А у нас был очень существенный повод для восторгов и любви, на полигоне приходилось спать... Ох! Где только и не приходилось и в болотах, и на щебне, и на каких-то кочках... Но это и не замечалось, спать-то на этих кочках приходилось всё равно не более четырёх часов в сутки, а всё остальное время гоняют бес перерыва. Так создавались условия "приближенные к боевым". А когда недели две поспишь в условиях приближенный к боевым, то уже совсем не интересно, где спишь, главное, спишь!! После такого сна о своей коечке только и приходилось мечтать, вспоминая чистые простыни и желанненьку и такую любименькую подушечку, если ещё есть силы о чём-то мечтать. А когда ещё на разведподготовке за трое, четверо суток поиска, заведёт нелёгкая, чёрти знает куда... И уже с хрустели все сухари, то уже не знаешь, о чём мечтать, толи о котелке, пускай даже холодной, шрапнели (своеобразная армейская каша), или безразлично куда упасть и вырубиться...

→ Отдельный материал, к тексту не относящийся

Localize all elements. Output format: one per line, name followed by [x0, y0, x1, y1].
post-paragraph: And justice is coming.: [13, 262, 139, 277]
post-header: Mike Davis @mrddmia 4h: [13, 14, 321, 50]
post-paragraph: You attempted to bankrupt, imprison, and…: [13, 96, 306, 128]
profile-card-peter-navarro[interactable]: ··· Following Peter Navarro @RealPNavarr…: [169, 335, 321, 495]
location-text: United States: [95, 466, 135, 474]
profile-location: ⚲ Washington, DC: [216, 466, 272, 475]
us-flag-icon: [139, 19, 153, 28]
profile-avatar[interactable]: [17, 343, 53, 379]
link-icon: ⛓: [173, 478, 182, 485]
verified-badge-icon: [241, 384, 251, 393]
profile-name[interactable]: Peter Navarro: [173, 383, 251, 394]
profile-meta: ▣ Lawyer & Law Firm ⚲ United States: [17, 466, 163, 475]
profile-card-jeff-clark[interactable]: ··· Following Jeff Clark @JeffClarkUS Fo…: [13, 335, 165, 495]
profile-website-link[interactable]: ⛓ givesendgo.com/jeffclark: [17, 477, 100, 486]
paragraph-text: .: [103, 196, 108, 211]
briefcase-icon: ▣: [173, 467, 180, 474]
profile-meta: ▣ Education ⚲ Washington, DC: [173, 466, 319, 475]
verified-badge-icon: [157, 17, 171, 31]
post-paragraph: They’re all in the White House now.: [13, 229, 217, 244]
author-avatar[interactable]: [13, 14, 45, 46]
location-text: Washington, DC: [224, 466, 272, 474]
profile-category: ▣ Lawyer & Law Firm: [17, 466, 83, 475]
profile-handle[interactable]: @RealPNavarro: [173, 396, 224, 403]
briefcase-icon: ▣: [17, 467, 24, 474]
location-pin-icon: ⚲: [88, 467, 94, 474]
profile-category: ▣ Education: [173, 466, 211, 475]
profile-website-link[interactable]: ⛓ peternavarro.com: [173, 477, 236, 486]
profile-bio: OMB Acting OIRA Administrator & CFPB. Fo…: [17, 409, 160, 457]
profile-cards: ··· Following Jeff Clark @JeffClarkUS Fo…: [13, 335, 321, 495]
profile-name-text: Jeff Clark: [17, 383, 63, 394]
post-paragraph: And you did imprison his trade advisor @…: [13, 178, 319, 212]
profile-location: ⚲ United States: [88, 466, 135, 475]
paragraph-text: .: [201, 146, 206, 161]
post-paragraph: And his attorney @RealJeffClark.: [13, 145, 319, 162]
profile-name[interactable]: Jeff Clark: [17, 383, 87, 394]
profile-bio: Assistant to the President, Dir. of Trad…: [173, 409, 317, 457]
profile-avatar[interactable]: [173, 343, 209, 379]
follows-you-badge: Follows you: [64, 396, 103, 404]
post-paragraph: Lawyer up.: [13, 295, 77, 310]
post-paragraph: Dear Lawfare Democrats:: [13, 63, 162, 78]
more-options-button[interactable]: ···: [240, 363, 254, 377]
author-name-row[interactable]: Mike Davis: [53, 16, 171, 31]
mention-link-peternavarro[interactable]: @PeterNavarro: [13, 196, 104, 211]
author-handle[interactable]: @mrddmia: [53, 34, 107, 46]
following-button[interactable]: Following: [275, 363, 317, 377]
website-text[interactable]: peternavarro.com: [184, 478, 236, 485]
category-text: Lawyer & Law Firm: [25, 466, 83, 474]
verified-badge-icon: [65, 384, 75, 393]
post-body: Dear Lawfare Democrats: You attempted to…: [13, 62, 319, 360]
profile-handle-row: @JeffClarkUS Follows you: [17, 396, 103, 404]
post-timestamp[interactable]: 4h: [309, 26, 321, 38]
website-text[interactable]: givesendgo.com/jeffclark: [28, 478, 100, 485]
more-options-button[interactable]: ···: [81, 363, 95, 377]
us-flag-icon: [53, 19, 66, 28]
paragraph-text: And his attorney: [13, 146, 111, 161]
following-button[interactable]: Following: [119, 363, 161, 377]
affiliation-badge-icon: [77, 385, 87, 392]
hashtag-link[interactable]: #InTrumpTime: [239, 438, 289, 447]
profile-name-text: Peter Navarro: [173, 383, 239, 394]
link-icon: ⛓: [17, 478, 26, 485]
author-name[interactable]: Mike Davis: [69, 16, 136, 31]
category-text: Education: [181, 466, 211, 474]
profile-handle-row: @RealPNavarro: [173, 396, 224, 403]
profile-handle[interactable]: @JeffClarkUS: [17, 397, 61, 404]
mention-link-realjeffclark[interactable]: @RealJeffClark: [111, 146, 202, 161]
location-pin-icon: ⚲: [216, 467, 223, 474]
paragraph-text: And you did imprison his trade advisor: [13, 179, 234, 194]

Теперь никто и ни за что не уговорит меня сходить в поход с ночёвкой. Напоходился, на всю жизнь.
Вспоминаю, как наши бэхи (БТР) въезжали в часть. Вся рота, от командира роты до последнего рядового, все уже в расслабоне. Дома... Команда: "К машине!". На этот раз можно не торопиться, норматива уже ни кто не соблюдает. Вылазим через люки, грязные, в своих выгоревших просоленных потом хэбэшках, строимся в неровные шеренги. Сейчас можно, расслабон - мы дома. Стоим со всем оружием, тощими сидорами (вещмешками), снаряжением, вытащили из беэх железные ящики с пистолетами, деревянные с гранатами и патронами НЗ. Старшина придирчиво проверяет целостность пломб на них.
Потом "Становись!", "Равняйсь, смирно! Шагом марш!", заходим в ружпарк, укладываем оружие в пирамиды, повзводно. Старшина с дежурным по роте проверяют, по ведомости, комплектность, а мы в строю, стоим напротив ружпарка, предвкушаем скорую свиданку с коечкой, и высказываем мнение по поводу старшины и дежурного. У кого-то кончается терпение, и тогда где-то из задней шеренги раздаётся звонкое:
– Общественное порицание старшине и дежурному!